KW 48Die Woche, in der wir Fakten checkten

Die 48. Kalenderwoche geht zu Ende. Wir haben 30 neue Texte mit insgesamt 170.832 Zeichen veröffentlicht. Willkommen zum netzpolitischen Wochenrückblick.

Fraktal, generiert mit MandelBrowser von Tomasz Śmigielski

Liebe Leser:innen,

beim Mittagessen hat jede:r seine eigenen Vorlieben. Der eine möchte seinen Lunch in aller Stille genießen, die andere isst mit einem Podcast im Ohr. Weitaus weniger verbreitet ist meine neue, ganz persönliche Präferenz: Fakten checken.

Während netzpolitik.org seit vielen Jahren erfolgreich den Bullshit da draußen bustet, war der Kampf gegen Desinformation beim Büro-Lunch bisher eher selten. Das sollte sich während meines Praktikums ändern. Eines Oktobermittags gab unser Head of Gestaltung sein vermeintliches Wissen über Mainz zum Besten – der Studienstadt meiner Mit-Praktikantin Hasset. Dort stünde eine große Karl-Marx-Statue, der Mann sei schließlich in Mainz geboren, behauptete Ole.

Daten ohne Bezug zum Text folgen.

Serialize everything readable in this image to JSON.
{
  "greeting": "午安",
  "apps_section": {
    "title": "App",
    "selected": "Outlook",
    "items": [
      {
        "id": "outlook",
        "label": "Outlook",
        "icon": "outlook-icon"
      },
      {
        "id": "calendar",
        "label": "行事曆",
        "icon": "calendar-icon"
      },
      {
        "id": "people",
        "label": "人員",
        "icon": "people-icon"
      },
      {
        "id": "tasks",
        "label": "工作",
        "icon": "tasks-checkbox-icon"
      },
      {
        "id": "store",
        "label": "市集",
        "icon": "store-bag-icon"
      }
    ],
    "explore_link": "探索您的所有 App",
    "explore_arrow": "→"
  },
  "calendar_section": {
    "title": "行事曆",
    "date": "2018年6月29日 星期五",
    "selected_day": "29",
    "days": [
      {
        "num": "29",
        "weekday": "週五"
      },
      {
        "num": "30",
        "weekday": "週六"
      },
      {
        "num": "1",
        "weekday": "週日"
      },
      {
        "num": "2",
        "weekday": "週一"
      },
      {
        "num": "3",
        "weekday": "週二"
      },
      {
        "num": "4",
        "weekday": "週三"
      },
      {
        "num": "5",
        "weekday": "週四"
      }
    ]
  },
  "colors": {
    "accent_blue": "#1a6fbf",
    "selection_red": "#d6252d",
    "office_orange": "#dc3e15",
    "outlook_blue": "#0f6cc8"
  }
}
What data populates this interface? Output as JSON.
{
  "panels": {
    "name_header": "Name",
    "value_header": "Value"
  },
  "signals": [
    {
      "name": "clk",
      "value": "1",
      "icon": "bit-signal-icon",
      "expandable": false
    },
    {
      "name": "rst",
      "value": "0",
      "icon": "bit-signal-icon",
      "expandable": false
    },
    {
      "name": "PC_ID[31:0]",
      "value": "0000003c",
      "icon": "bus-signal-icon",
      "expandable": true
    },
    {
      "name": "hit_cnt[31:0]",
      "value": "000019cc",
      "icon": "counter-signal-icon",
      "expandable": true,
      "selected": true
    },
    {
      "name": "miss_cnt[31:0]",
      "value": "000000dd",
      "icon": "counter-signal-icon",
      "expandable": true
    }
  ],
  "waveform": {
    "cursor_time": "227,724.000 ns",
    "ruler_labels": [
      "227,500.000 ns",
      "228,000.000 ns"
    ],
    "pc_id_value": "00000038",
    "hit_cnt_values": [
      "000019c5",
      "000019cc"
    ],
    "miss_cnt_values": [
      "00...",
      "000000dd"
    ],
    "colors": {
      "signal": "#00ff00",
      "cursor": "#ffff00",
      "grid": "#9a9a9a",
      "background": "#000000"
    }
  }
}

Mir kam das gleich merkwürdig vor. Eine Websuche zwischen zwei Bissen bestätigte meine Zweifel. Tatsächlich ist Marx in Trier geboren – ja, dort steht sogar eine Statue von ihm, die einst die chinesische Regierung der Stadt geschenkt hatte. Ein längerer Aufenthalt von Marx in Mainz ist, obwohl der Nationalökonom seinerzeit viel herumkam, nicht dokumentiert.

Ich konnte Oles Desinformation also aufdecken. Und auch seine Ausflüchte, dass Mainz und Trier ja quasi nebeneinanderlägen, wurden durch eine weitere Websuche rasch widerlegt (Luftlinie: circa 119 km). Ihm als Original-Berliner sei dieser spezielle Blick auf Deutschland verziehen, Bewohner:innen der Hauptstadt wird eh nachgesagt, dass ihnen der Rest Deutschlands schnuppe sei.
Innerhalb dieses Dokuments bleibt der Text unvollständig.